In a foreword to the Competitive Britain report accompanying the launch, former tech minister Damian Collins said the effective enforcement of competition law has kept prices lower for consumers, helped innovative businesses compete and improved productivity.

Robert Buckland and Damian Collins

Robert Buckland and Damian Collins

He added: ‘There are of course opponents to the regime, and unsurprisingly they are drawn from the ranks and allies of the major gatekeeper businesses who often find themselves subject to regulatory challenge or legal action. They want to neuter the regime to make it practically impossible for groups of claimants to challenge their anti-competitive practices.’

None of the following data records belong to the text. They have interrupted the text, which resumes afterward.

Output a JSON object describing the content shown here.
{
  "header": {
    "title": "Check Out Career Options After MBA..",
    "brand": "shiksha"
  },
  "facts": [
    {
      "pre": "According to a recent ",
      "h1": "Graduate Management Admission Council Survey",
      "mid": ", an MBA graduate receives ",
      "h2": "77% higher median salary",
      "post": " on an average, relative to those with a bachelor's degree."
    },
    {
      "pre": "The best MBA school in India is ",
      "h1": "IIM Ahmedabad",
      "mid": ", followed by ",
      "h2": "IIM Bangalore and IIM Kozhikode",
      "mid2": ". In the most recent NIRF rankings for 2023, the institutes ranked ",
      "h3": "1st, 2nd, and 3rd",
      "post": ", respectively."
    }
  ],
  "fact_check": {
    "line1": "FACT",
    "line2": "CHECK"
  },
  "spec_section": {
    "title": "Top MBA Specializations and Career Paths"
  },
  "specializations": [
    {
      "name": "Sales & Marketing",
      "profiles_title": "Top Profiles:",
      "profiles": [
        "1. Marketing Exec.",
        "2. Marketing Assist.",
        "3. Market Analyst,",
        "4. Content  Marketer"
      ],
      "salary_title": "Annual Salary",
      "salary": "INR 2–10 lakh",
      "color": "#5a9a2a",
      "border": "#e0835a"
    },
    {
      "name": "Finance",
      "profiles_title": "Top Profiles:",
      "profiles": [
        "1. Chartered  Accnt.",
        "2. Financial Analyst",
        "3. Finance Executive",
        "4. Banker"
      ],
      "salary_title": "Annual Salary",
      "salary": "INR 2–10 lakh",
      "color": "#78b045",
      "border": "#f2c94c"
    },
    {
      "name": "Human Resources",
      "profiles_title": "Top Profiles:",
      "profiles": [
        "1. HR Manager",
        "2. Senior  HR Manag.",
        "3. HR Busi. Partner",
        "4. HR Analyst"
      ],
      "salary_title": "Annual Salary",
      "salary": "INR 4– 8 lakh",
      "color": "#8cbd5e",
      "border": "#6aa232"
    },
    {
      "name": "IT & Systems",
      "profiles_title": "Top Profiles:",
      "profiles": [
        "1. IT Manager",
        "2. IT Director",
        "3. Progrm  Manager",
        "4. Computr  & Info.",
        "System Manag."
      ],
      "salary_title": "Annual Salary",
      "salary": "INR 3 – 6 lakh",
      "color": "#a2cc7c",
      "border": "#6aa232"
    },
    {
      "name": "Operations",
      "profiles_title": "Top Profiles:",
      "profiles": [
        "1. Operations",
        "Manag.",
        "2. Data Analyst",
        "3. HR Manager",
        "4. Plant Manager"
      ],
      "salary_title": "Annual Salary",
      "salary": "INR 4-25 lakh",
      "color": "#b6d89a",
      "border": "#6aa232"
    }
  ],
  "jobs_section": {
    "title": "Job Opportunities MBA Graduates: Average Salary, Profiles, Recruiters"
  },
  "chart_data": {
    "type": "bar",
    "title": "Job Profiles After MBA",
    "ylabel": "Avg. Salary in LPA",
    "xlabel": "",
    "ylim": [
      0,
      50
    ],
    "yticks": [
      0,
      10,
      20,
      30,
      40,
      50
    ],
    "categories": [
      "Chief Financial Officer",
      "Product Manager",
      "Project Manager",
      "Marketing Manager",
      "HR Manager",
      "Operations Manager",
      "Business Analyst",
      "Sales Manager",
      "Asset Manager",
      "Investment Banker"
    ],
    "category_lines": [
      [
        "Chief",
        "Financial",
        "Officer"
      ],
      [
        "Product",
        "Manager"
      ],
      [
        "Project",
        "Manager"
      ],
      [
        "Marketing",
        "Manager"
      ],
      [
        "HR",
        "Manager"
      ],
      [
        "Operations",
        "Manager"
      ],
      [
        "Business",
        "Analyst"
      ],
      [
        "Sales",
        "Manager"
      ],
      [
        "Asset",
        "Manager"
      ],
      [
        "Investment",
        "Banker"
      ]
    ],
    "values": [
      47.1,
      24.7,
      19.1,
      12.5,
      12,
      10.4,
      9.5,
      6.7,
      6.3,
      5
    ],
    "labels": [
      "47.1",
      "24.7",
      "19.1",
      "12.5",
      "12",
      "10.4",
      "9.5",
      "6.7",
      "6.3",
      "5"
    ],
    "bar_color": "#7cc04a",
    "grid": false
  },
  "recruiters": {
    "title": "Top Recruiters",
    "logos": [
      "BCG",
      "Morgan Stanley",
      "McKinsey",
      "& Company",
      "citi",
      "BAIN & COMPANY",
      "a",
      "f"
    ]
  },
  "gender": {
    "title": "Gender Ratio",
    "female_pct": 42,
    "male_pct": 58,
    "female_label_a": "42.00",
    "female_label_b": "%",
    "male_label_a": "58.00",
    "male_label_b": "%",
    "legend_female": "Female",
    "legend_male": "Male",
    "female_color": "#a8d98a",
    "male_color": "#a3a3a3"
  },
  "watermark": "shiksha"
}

Collins, who is now head of policy with advisory firm Geradin Partners, added that while competition regulators have the power to enforcement action against companies that hold dominant power, they do not have the time or resources to investigate every case, meaning that collective claims are needed to hold companies to account.

Former lord chancellor Robert Buckland spoke at the launch and stressed how this issue should not be dismissed as an arcane debate of interest only to lawyers.

‘It is not just about damages, it is about the correction of poor behaviour such as cartels [which] not only causes considerable harm to consumers but frankly damages the reputation of the UK,’ he added. ‘The more we resource institutions like the CAT the more we build the reputation of our country as a safe place for investment.’

The Competitive Britain report responded to many of the pro-business lobby arguments around net cost to the economy and the reportedly small amounts that consumers sometimes recover in compensation.

On the first point, it said that redress obtained by claimants represented a ‘transfer of resources rather than a net loss’, and while legal fees can be high, they are borne on the market by litigation funders.

The report also stated that the average value of redress per class member was £1,473 for individuals and £139,886 for businesses.

It added: ‘Even much smaller amounts – for examples, the £45-£70 payable to consumers in Merricks v Mastercard – remain significant for a large proportion of UK households, of whom one in 10 have zero cash savings. Lower income consumers often bear the brunt of anti-competitive behaviour; for these consumers, redress is particularly important.’